Moi aussi, je me suis posé plein de questions, je ne savais pas où j'allais, je ne savais plus où ça allait. On ne sait jamais vraiment exactement où ça va mais on le sent et on s'y accroche. Et on y croit, on y met son espoir et on avance. Les questionnements s'éloignent même s'ils ne sont pas bien loin. Et l'apaisement s'installe, de plus en plus, et c'est bon.
Ces questions, on les comprend, et en même temps, j'ai envie de leur dire stop, c'est une perte de temps, ça ne sert à rien, à part à marquer son territoire comme dirait Claude.

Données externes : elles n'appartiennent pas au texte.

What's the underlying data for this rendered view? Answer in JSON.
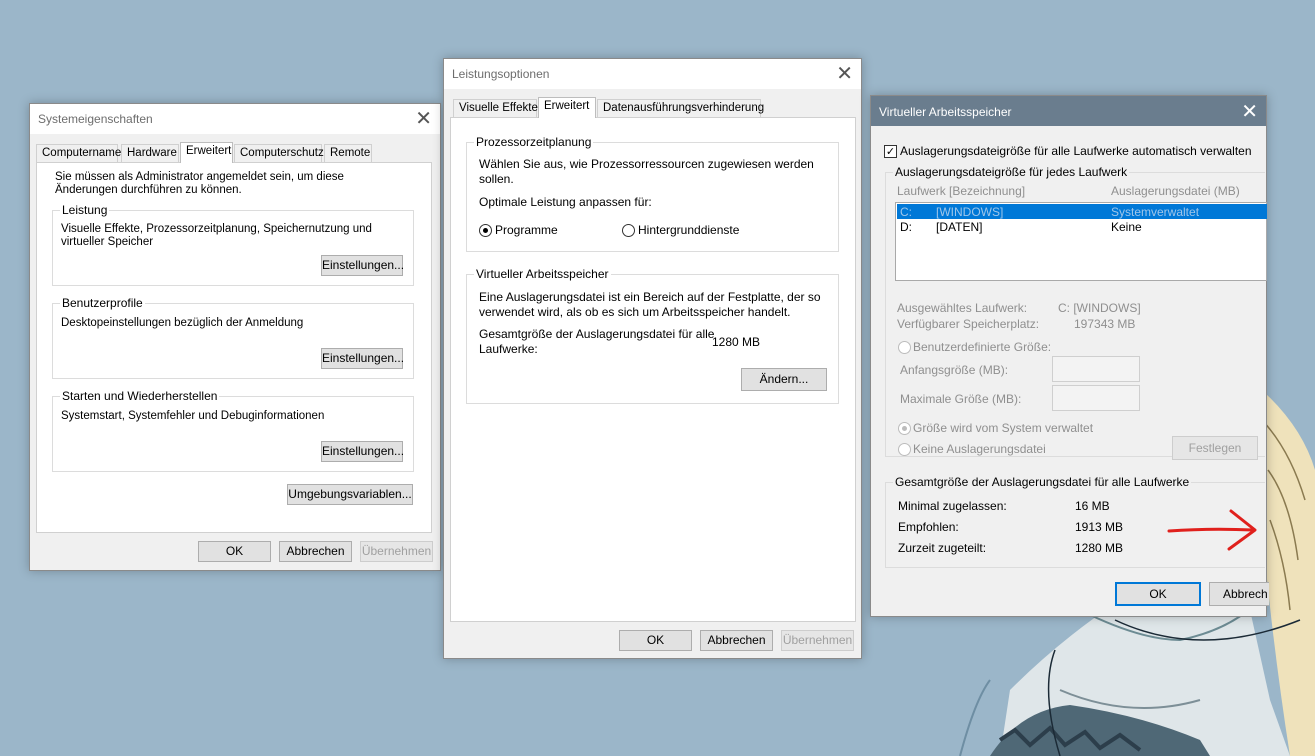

Ca semble faire si mal, et je sais que ça fait mal mais que ce mal, c'est une souffrance que l'on s'inflige et qu'il est vraiment inutile - bien sûr, tout mal l'est -, on ne fait que s'emplir de ce mal pour se sentir vivre tellement on a peur de vivre, ou tellement on croit ne pas vivre.
Mais la vie, elle est là, et ça, ce n'est pas questionnable.
Et quand surgit le moment où là, vraiment elle peut ne plus être là, à ce moment précis, on souffre profondément, je crois qu'après, il n'y a plus de questions.